Sun Oracle has been giving us a few reasons to get rid of the Java Runtime Environment (JRE) from end-user machines for a while now.
I’ve been struggling with this decision, as I need Java for my favourite mind mapping software but I don’t want it to be used against me by Internet criminals.
My initial reaction was to remove Java completely and just keep the installation package around, for whenever I needed to do mind mapping. This soon got ridiculously cumbersome, so I’m now on to the next model:
Keep Java for local use, but disable Java for the browsers.
This still allows local applications to use Java, but stops Web-borne remote exploits from being delivered to my machines.
First of all: Get the latest Java
First things first. Always ensure you run the latest software. Visit http://java.com/en/download/installed.jsp?detect=jre&try=1 to verify that you have the latest version (currently 1.6.0_24)
If you haven’t got the latest version, download and install it from http://www.java.com/
Then verify that auto-update it turned on and frequent enough. For Windows users, go to Control Panel -> Java. Switch to the “Update” tab of the window that comes up and then click the “Advanced…” button. This should show you something like this:
The default is to check for updates once a month, which is a bit pathetic. Change this to weekly at the very least, or daily if you’re serious about your computer’s security:
Then click “OK” to save & close this dialog and “OK” again to save & close the Java settings window.
Now, onto the browsers:
Go to Tools -> Add-ons and you see something similar to this:
Click on “Disable” for both Java extensions, to get this result:
Don’t restart Firefox just yet! Now, onto the “Plugins” tab of the same window:
Click on both Java entries and on the corresponding “Disable” button of each entry, until the window looks like this:
Now it’s time to hit that “Restart Firefox” button in the Add-ons window to restart your browser.
After you’ve restarted, visit http://java.com/en/download/installed.jsp?detect=jre&try=1 with Firefox to verify that Java is disabled.
You should get the following result:
Congratulations – Java has been disabled in Firefox!
Note: Some people may point out that using the NoScript plugin achieves the same goal in a more elegant way – i.e. it allows one to selectively allow the execution of Java code in Firefox. The problem here is that NoScript works on the premise that websites you trust will not deliver malicious code to your machine. Unfortunately there are reports that claim that up to 75% of websites serving malicious code are legitimate websites that have been compromised. Add to that the fact that malicious code can be delivered to your machine through ads served from trusted domains like google.com and yahoo.com.

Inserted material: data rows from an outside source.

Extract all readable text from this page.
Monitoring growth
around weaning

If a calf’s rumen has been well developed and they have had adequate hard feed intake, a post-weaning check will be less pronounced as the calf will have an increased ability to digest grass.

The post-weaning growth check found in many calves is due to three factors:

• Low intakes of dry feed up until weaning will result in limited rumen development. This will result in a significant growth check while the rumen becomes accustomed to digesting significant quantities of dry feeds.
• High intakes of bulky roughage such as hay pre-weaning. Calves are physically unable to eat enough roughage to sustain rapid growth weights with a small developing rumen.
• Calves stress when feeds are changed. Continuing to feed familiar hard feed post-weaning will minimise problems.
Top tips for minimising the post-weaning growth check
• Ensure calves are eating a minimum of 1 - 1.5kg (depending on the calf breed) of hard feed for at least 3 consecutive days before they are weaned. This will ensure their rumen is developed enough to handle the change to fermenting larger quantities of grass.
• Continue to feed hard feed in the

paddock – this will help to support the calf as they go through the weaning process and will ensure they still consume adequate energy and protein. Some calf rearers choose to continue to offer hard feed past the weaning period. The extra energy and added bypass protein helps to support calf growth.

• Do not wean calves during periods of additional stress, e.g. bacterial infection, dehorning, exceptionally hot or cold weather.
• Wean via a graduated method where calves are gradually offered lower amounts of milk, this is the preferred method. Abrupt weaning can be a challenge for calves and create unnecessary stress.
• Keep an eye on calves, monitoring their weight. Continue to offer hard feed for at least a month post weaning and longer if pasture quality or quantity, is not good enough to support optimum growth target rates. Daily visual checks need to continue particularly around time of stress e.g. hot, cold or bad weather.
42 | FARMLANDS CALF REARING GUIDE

The only way of protecting against this headache is really to keep all browser plugins updated and disable the ones you don’t absolutely need. Java is not the only culprit here, Adobe’s PDF reader and Flash plugin, as well as Microsoft’s DirectShow and Media Player are also repeat offenders.
If you’re forced to use Internet Explorer (e .g. because some luminary in your organisation had the brilliant idea that the “free” SharePoint server was a good developing platform for your corporate websites…), follow these steps:
First, make sure you have the latest version of the browser. Microsoft itself is begging people to stop using IE6, as it’s an open window for remote control of your machine by criminals. Download and install the latest version of IE.
Now, let’s disable Java in Internet Explorer:
Go to the menu “Tools” -> “Manage add-ons”.
(this example is from IE version 8 on Windows XP, your version might be slightly different)
In the “Manage add-ons” window, select “Show add-ons” on the left hand side pull-down menu:
Now you can see all Java add-ons listed. Select each of them with a single click and hit the “Disable” button:
The final result should look like this: (all Java add-ons disabled)
Now click the “Close” button on the bottom right and close your browser.
Annoyingly, I’ve found it necessary to also disable the Java plugin from the Java Control Center – as disabling it from IE only seems to not be enough…
Go to Control Panel -> Java and then to the “Advanced” tab. Make sure the options look like below:
Save & close with “OK” – you will get a popup similar to this:
Click OK and then fire up Internet Explorer to visit http://java.com/en/download/installed.jsp?detect=jre&try=1 to verify that Java cannot be executed in IE.
You should get one or more of the following popups:
(this means you disabled the add-on in IE but not in the Control Panel. Unfortunately this seems to result in Java code somehow getting executed regardless!)
(surreal web page, telling you both that Java *is* and *isn’t* working, but there you have it)
If you’ve disabled everything appropriately you should see the following:
Clicking “OK” will eventually land you in this page:
…which is lying to you. You don’t have an old version of Java. You just have a disabled installation.
If you need to use Java for local applications, that’s the best place to be.
Otherwise, if you’re tired with all this faffing about, just uninstall Java completely to get it over with and have one less thing to worry about.